A new report has said emerging technologies offer improved capabilities for collecting, collating, and analysing big data, but warns against getting carried away with the hype and potential benefits of using 'big data' to fight crime or terrorism.
Written by Asha Barbaschow, Contributor

The Australian Strategic Policy Institute (ASPI) has released a report canvassing the potential downsides of big-data analytics in the national security domain. In Big data in national security: Online resource, the think tank that advises Australia's strategic and defence leaders recommends policy makers not be swept up in the hype surrounding big data to tackle national security threats such as terrorism.

According to the report [PDF], challenges to big data analytics include overhyped expectations, the inherent complexity of big data, the difficulty of cost-benefit analyses, data siloes and fragmentation, and the opacity of algorithms.

"Ultimately, a great deal of these risks, vulnerabilities, and challenges arise from overblown expectations about big data unaccompanied by an equal consideration of the limitations and risks," the report reads.

"This results in poorly informed decisions and policy or, worse still, decisions and policy that operate on false positives or false negatives."

ASPI said addressing the limitations, challenges, and risks will be essential if the national security community is to use big data effectively.

The report looks specifically at the question of how big data, machine learning, and the associated analytics could be used in a national security frame, with ASPI calling on the country's national security community to lead the way.

"While big data has come with a staggering amount of hype, there are several key application areas.
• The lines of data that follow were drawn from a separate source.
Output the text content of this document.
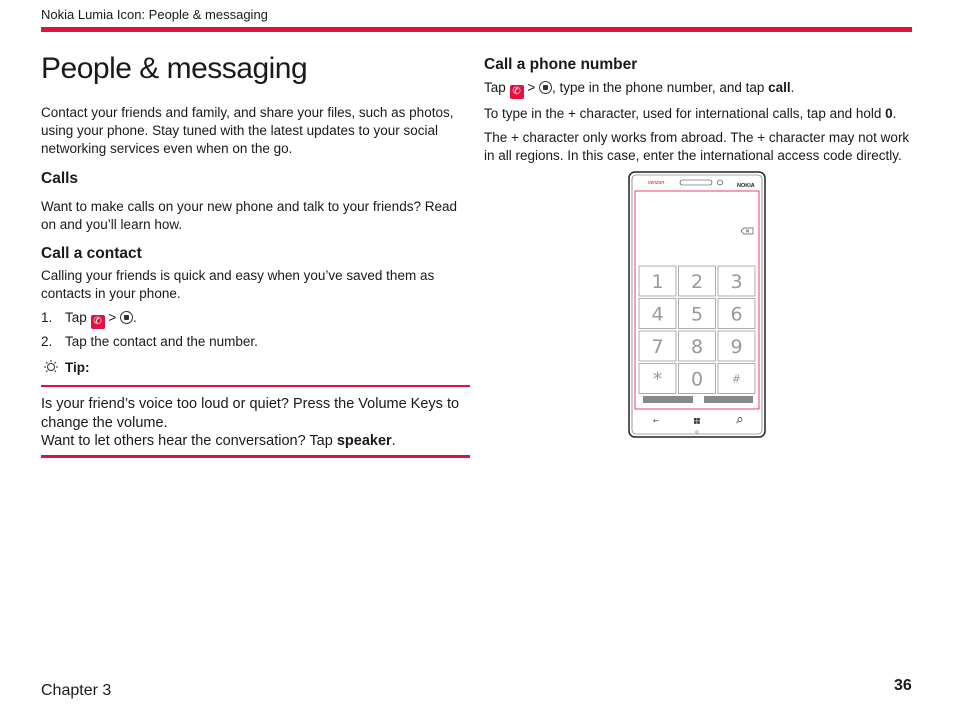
Nokia Lumia Icon: People & messaging
People & messaging

Contact your friends and family, and share your files, such as photos, using your phone. Stay tuned with the latest updates to your social networking services even when on the go.

Calls

Want to make calls on your new phone and talk to your friends? Read on and you’ll learn how.

Call a contact

Calling your friends is quick and easy when you’ve saved them as contacts in your phone.

1. Tap ✆ > .
2. Tap the contact and the number.
Tip:

Is your friend’s voice too loud or quiet? Press the Volume Keys to change the volume.

Want to let others hear the conversation? Tap speaker.

Call a phone number

Tap ✆ > , type in the phone number, and tap call.

To type in the + character, used for international calls, tap and hold 0.

The + character only works from abroad. The + character may not work in all regions. In this case, enter the international access code directly.

verizon	NOKIA
1 2 3
4 5 6
7 8 9
* 0	#
←
Chapter 3	36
It will prove particularly relevant for Australia's national security community in finding data points that act as indicators of adverse events," the reports executive summary reads.

"But this is an emergent capability that will bring with it limitations, challenges, and risks that need to be clearly understood and managed."

The report said existing laws around data collection and surveillance lack clarity, and that the environment has changed since the legislation was written. Australia's last national security strategy was published in 2013.

As a result, it recommends the national security community develop clearer public definitions of data and what types of data agencies have the power to collect it.

Data anonymisation, or the removal of personally identifiable information from datasets, has been suggested as a way of more safely managing the use of big data; however, ASPI said privacy researchers have found that even basic re-identification methods have a technological and mathematical edge over anonymisation methods.

In total, ASPI makes 10 recommendations [PDF], with the first requesting the National Security Committee treat data as a strategic asset and coordinate the use of big data across the Australian national security community to leverage the data's network effects. It also wants the community to support the development of methods for estimating the potential value of data.

Similarly, ASPI wants the National Intelligence Committee to work with the privacy commissioner to develop analytical methods for quantifying privacy harm from big data analytics; and build on the national security big data analytic frameworks to provide measures for accounting for false positives, false negatives, and more general problems of data representativeness, bias, discrimination, and feedback loops. It also wants an avenue developed to override data-based decisions in the event they produce a "harmful" outcome.

In another recommendation, ASPI urges privacy laws covering all data, not just security data, be updated in line with best practice where they arise.

Further work by both government and academia is needed to develop methods to resolve algorithmic opacity, ASPI said, noting also that algorithmic black boxes cannot be permitted to become responsible for key national security decisions. Essentially, the think tank is calling for a human element to be involved in automated decision making where it affects citizens, a mandate existing under Europe's impending General Data Protection Regulation (GDPR).

It also suggests the national security community consider how to establish an audit and review process to mitigate adversarial attacks and data defects, as well as the inspector-general of intelligence and security provides strategic data governance across all agencies, along with the appointment of a specific chief data officer.

Speaking at the launch of ASPI's report in Canberra, Shadow Minister for Justice Clare O'Neil said she can see an application for the smart use of emerging technologies in tackling "significant" criminal behaviour, such as the issue of sex trafficking.

Of key importance to O'Neil is ensuring public confidence in law enforcement's use of big data and analytics, a theme echoed throughout ASPI's papers.